Sejmowe komisje Energii, Klimatu i Aktywów Państwowych oraz Samorządu i Polityki Regionalnej zwiększyły w czwartek z 500 m do 700 m minimalną odległość turbin wiatrowych od domów mieszkalnych, ale nie gospodarczych. – To niewielka odległość. Dla naszego resortu ważnym było zachowanie tej przestrzeni między 700 a dziesięciokrotnością wysokości wiatraka, co istnieje obecnie – powiedziała minister klimatu i środowiska Anna Moskwa. Posłowie całkowicie znieśli także zakaz budowy budynków mieszkalnych w pobliżu istniejących turbin wiatrowych.

Zgodnie z przyjętą poprawką nie będzie tutaj żadnych ograniczeń. Projekt przewiduje, że nowe turbiny wiatrowe będą mogły być lokowane tylko na podstawie miejscowego planu zagospodarowania przestrzennego (MPZP). Podstawą dla określania odległości minimalnej – pomiędzy 10H a 700 m dla budynków mieszkalnych – jak czytamy w projekcie – będą wyniki przeprowadzonej strategicznej oceny oddziaływania na środowisko (SOOŚ) wykonywanej w ramach MPZP. Chodzi m.in. o pomiar hałasu.

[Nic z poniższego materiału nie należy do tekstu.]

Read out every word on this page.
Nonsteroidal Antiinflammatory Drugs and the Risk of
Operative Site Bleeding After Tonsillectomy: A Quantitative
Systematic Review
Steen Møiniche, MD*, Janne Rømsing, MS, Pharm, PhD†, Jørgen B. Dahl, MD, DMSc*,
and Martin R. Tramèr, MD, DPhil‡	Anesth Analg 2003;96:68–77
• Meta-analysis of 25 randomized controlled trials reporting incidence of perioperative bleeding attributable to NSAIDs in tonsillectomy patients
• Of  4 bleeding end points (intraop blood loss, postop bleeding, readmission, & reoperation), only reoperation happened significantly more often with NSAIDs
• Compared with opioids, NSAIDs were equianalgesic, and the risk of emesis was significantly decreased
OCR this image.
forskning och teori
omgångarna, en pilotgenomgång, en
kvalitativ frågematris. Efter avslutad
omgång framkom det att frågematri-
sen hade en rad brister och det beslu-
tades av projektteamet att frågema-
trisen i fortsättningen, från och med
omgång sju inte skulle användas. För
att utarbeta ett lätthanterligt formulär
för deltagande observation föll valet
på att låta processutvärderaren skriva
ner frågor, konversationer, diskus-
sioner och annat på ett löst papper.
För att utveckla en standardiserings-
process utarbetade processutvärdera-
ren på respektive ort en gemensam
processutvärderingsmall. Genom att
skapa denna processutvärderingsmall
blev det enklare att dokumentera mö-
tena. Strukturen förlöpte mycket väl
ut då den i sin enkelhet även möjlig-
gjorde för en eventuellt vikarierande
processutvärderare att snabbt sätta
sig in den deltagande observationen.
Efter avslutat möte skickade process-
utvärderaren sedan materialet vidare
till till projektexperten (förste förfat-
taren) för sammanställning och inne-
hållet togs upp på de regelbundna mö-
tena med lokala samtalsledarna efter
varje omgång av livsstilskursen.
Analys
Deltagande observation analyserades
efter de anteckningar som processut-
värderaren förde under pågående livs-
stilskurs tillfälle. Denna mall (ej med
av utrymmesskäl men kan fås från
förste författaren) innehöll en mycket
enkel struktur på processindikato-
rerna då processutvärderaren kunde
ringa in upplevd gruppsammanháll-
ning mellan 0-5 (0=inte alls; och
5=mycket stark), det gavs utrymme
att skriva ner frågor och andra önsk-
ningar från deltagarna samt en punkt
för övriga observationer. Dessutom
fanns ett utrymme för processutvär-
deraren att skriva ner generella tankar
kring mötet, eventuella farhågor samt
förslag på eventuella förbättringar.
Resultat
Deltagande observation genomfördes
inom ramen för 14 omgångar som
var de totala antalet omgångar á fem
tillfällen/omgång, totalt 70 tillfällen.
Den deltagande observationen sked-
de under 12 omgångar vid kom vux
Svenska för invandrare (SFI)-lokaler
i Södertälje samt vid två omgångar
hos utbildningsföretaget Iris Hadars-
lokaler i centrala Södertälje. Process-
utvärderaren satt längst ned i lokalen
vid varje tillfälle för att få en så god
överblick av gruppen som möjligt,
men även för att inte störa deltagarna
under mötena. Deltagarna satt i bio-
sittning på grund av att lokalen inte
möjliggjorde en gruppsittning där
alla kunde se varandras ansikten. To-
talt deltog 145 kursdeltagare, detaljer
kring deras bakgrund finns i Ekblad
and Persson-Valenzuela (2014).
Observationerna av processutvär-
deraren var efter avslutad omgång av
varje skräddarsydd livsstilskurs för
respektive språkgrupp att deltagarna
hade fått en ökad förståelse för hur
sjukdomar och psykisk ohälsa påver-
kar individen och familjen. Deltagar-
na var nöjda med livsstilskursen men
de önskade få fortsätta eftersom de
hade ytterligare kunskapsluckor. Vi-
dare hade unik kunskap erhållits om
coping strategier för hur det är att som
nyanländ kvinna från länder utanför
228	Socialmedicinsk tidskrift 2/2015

To dla inwestorów bardzo duża zmiana. – Przyjęcie poprawki o zmianie odległości minimalnej od wiatraków z 500 na 700 m to dalsze blokowanie energetyki wiatrowej na lądzie – tłumaczy Polskie Stowarzyszenie Energetyki Wiatrowej, które na komisji było głosem inwestorów wiatrowych prywatnych i państwowych. – Tylko szeroko konsultowane i zaakceptowane przez stronę rządową i samorządową 500 m gwarantowało nowe megawaty wiatru już w ciągu dwóch lat, a w kolejnych latach nawet do 22 GW – podkreśla organizacja. Z analizy Polskiego Stowarzyszenia Energetyki Wiatrowej wynika, że zwiększenie minimalnej odległości do 700 m powoduje redukcję możliwej mocy zainstalowanej o ok. 60–70 proc. Giełda odnotowała tę zmianę. Dla przykładu, o ile w ciągu ostatniego miesiąca kurs Onde, firmy budującej farmy wiatraków, wzrósł o blisko o 40 proc., o tyle w czwartek spadał o 3,5 proc.